February 2, 2009

GPU-Accelerated Wi-Fi password cracking goes mainstream

January 22nd, 2009

Posted by Dancho Danchev

Elcomsoft Wireless Security AuditorNo weak password can survive a GPU-accelerated password recovery attack. Last week’s released Wireless Security Auditor is prone to shorter the time it takes for a network administrator to pen-test the strength of the WPA/WPA2-PSK passwords used on the wireless network. Its core functionality of shortening the wireless password recovery time up to a hundred times based on the GPU used, is naturally going to empower unethical wardrivers with the ability to easily guess the no longer considered secure 8 character passwords.

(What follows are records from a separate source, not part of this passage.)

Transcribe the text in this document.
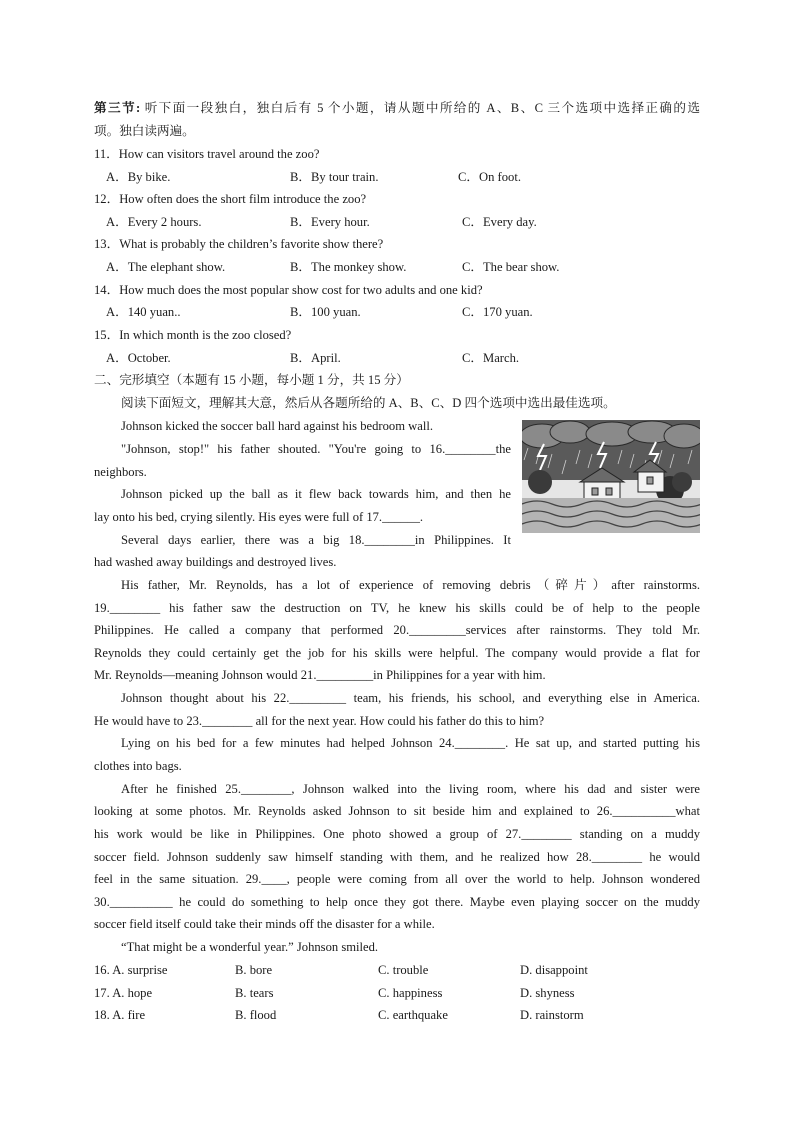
第三节: 听下面一段独白，独白后有 5 个小题，请从题中所给的 A、B、C 三个选项中选择正确的选
项。独白读两遍。
11．How can visitors travel around the zoo?
A．By bike.	B．By tour train.	C．On foot.
12．How often does the short film introduce the zoo?
A．Every 2 hours.	B．Every hour.	C．Every day.
13．What is probably the children’s favorite show there?
A．The elephant show.	B．The monkey show.	C．The bear show.
14．How much does the most popular show cost for two adults and one kid?
A．140 yuan..	B．100 yuan.	C．170 yuan.
15．In which month is the zoo closed?
A．October.	B．April.	C．March.
二、完形填空（本题有 15 小题，每小题 1 分，共 15 分）
阅读下面短文，理解其大意，然后从各题所给的 A、B、C、D 四个选项中选出最佳选项。
Johnson kicked the soccer ball hard against his bedroom wall.
"Johnson, stop!" his father shouted. "You're going to 16.________the
neighbors.
Johnson picked up the ball as it flew back towards him, and then he
lay onto his bed, crying silently. His eyes were full of 17.______.
Several days earlier, there was a big 18.________in Philippines. It
had washed away buildings and destroyed lives.
His father, Mr. Reynolds, has a lot of experience of removing debris（碎片）after rainstorms.
19.________ his father saw the destruction on TV, he knew his skills could be of help to the people
Philippines. He called a company that performed 20._________services after rainstorms. They told Mr.
Reynolds they could certainly get the job for his skills were helpful. The company would provide a flat for
Mr. Reynolds—meaning Johnson would 21._________in Philippines for a year with him.
Johnson thought about his 22._________ team, his friends, his school, and everything else in America.
He would have to 23.________ all for the next year. How could his father do this to him?
Lying on his bed for a few minutes had helped Johnson 24.________. He sat up, and started putting his
clothes into bags.
After he finished 25.________, Johnson walked into the living room, where his dad and sister were
looking at some photos. Mr. Reynolds asked Johnson to sit beside him and explained to 26.__________what
his work would be like in Philippines. One photo showed a group of 27.________ standing on a muddy
soccer field. Johnson suddenly saw himself standing with them, and he realized how 28.________ he would
feel in the same situation. 29.____, people were coming from all over the world to help. Johnson wondered
30.__________ he could do something to help once they got there. Maybe even playing soccer on the muddy
soccer field itself could take their minds off the disaster for a while.
“That might be a wonderful year.” Johnson smiled.
16. A. surprise	B. bore	C. trouble	D. disappoint
17. A. hope	B. tears	C. happiness	D. shyness
18. A. fire	B. flood	C. earthquake	D. rainstorm
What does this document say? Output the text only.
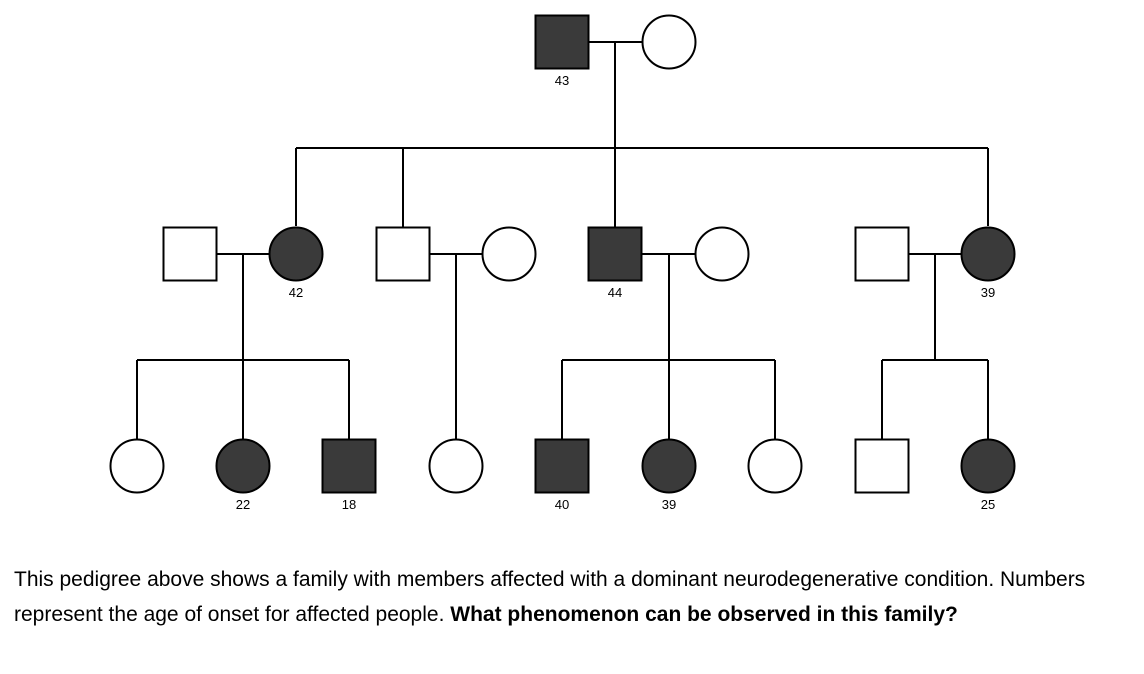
43
42	44	39
22	18	40	39	25
This pedigree above shows a family with members affected with a dominant neurodegenerative condition. Numbers represent the age of onset for affected people. What phenomenon can be observed in this family?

What’s particularly interesting about the Wireless Security Auditor is that it attempts to accomplish the password recovery in an offline/stealth mode, instead of the noisy direct router brute forcing approach :

“Elcomsoft cialis tadalafil side effects Wireless Security Auditor works completely in off-line, undetectable by the Wi-Fi network being probed, by analyzing a dump of network communications in order to attempt to retrieve the original WPA/WPA2-PSK passwords in plain text. Elcomsoft Wireless Security Auditor requires a valid log of wireless communications in standard tcpdumptcpdump. The tcpdumptcpdump format is supported by all commercial Wi-Fi sniffers. In order to audit your wireless network, at least one handshake packet must be present in the tcpdump file.”

Meanwhile, pen-testing companies have once again urged IT managers and end users to go beyond the 8 character password strength myth, and anticipate the risks posed by the increasingly efficient password recovery solutions hitting the market  :

“David Hobson said: “It’s a wake-up call to IT managers, pure and simple. IT managers should now move to 12 and even 16 character keys as a matter of urgency. It’s not very user-friendly, but the potential consequences of staying with eight character keys do not bear thinking about.”

As previously discussed, best practices wake-up calls remains largely ignored prompting radical solutions in countries like India for instance, which recently announced that a Wardriving police unit will be locating insecure wireless networks and notifying the owners in order to “prevent the commission of a cognizable offense”.